Washington state lawmakers heard from rural employers this week who support a pending proposal to support students to both earn degrees and succeed in high-demand job fields. Proponents say the bill is needed in areas of the state where there are more jobs than skilled workers.
HB 2177 would create the Rural County High Employer Demand Jobs Program to help students earn credentials in high-demand career fields and would provide eligible students tuition and fees equivalent to one year of full-time study at a Community and Technical College (CTC) in all counties except King, Pierce, Snohomish, Kitsap, Whatcom, Thurston, Clark, Benton and Spokane.
To qualify, students must be a resident within an eligible county, be enrolled in a high-demand field of study at an approved county’s CTC, and meet other family income and financial aid requirements.
The legislation’s prime sponsor is State Rep. Mike Chapman (D-24), and cosponsors include State Reps. Mike Steele (R-12), Steve Tharinger (D-24) and Noel Frame (D-36). The bill was introduced last session but never received a public hearing.
Steele told the House Higher Education Committee on January 10 that Washington is home to great programs that help youth enroll into higher education institutions, but HB 2177 would help give those students the “last piece” they need for careers and job training.

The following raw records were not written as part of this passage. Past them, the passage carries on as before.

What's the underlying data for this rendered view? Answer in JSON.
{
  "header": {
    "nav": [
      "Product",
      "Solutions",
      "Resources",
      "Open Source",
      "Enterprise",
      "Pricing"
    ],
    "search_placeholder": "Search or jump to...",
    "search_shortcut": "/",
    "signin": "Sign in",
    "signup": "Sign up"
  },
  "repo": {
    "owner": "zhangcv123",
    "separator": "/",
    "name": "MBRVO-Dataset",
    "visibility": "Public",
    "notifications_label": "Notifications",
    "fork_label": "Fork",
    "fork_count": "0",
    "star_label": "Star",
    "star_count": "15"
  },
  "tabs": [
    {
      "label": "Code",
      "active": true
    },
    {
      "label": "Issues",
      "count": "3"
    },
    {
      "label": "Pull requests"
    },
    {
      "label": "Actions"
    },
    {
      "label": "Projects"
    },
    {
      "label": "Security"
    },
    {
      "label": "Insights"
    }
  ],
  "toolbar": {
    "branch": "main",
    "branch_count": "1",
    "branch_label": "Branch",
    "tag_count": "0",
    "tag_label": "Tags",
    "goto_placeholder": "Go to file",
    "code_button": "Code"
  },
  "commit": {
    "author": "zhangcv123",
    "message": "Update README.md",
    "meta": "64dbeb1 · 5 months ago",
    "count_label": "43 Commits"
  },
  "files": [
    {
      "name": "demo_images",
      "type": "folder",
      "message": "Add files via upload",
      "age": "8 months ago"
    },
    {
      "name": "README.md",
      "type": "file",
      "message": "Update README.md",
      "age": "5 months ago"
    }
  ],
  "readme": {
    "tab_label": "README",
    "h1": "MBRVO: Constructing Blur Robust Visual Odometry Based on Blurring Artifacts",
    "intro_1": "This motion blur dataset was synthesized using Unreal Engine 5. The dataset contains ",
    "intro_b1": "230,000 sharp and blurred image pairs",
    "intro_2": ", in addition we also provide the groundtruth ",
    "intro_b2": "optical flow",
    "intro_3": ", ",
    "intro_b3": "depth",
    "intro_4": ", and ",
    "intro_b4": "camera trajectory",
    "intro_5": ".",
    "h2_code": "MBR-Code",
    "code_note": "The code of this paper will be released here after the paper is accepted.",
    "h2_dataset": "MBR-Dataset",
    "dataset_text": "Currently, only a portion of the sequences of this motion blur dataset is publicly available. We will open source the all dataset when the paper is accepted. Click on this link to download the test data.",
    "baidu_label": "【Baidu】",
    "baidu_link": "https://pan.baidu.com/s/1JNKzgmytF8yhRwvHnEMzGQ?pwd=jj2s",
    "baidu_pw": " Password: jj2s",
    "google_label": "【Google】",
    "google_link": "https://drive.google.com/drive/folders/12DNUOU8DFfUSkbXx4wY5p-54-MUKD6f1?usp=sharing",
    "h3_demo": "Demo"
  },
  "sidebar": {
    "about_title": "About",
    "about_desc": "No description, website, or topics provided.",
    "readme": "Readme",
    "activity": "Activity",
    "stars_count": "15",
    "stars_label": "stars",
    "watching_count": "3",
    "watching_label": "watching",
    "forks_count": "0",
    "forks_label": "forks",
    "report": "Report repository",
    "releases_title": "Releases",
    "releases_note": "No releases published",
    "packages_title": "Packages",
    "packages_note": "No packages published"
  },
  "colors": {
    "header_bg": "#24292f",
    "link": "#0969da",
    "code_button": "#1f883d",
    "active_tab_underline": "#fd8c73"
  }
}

“We talk a lot about rural economy and creating jobs in rural Washington, but it’s really become clear there are good paying, family-wage jobs that are available right now in rural Washington…but there are not enough trained workers to take those jobs.”
Steele said there are two career opportunities available within his district: nursing, which currently is experiencing a worker shortage and has a very livable starting wage, and the carpentry and welding program at Grays Harbor Community College. He said that students in that program typically graduate and have family-wage jobs waiting for them.
State Rep. Jeff Holy (R-6), Ranking Member of the committee, told colleagues: “Electricians, plumbers, carpenters, and forestry workers (can’t) seem to find people that are interested into looking into apprenticeships or looking into journeyman status,” and added that part of the issue is related to spreading awareness of the opportunities in those fields. “I don’t think they understand the value and the quality of life and the job security and the money they can make doing something like this for actually making a really good living.”
Jason Callahan, Director of Governmental Relations at the Washington Forest Protection Association (WFPA), told lawmakers WFPA favors the bill as a better way to focus on business community needs.
“The original bill that was introduced had a really heavy student focus, and I think the bill’s narrative and the proposed substitute gives the employer a focus. It’s more about the workforce needs of the communities than the needs of the students for this particular program.”
Lisa Perry, Washington Community Relations Manager for Sierra Pacific Industries, spoke in strong support of the legislation. The company has mills in counties the bill would directly benefit: Grays Harbor, Skagit and Lewis.
“One line of our new mill is actually not operating because of a lack of skilled workforce,” Perry told lawmakers. “We’ve been short in skilled trades for a decade,” she continued. “The schools haven’t really pressed skilled trades over the last few years.”
Perry added that the industry needs help filling jobs related to mechatronics, along with positions from electricians to millwrights to truck drivers, and that her company was addressing part of the issue by training entry-level employees from within.
“Our problem now is we can’t even get entry-level employees,” she said. “We have family-wage jobs that have unlimited promotion potentials. They can start at $15 to $17 dollars an hour and within a couple years with some of this training be making some $30 dollars an hour easily.”
Yet part of the issue is the perception on the industry and its jobs, and Perry sees a role for the legislation to play in helping on this front. “This bill can really help solve that just by getting counselors, teachers, instructor and parents talking about these jobs,” she Perry. “The nice thing about this being regionalized is we can work directly with our community colleges so they can identify” any shortfalls.
In Port Angeles, a local timber and construction company is also grappling with the issue of finding skilled workers.
Jenny Knoth, Director of Environmental Affairs for the Green Crow Corporation, said “We do have a hard time filling positions within our construction side, as well as our forestry side. Most recently, we’ve been having a real hard time finding carpenters and we can’t seem to find enough people to help build the houses.”
Reed Wendel, a Forester for Green Crow, said he often hires out of local community colleges and appreciates their ability to bring workers into the company’s workforce.
“I feel this bill will help strengthen our rural community by providing an educated workforce in the area that the community needs,” he told panel members. “One of the most important aspects of the bill is that it identifies areas of need in our community and will focus the attention of students onto those fields of work.”
The bill is scheduled for possible executive session on January 17.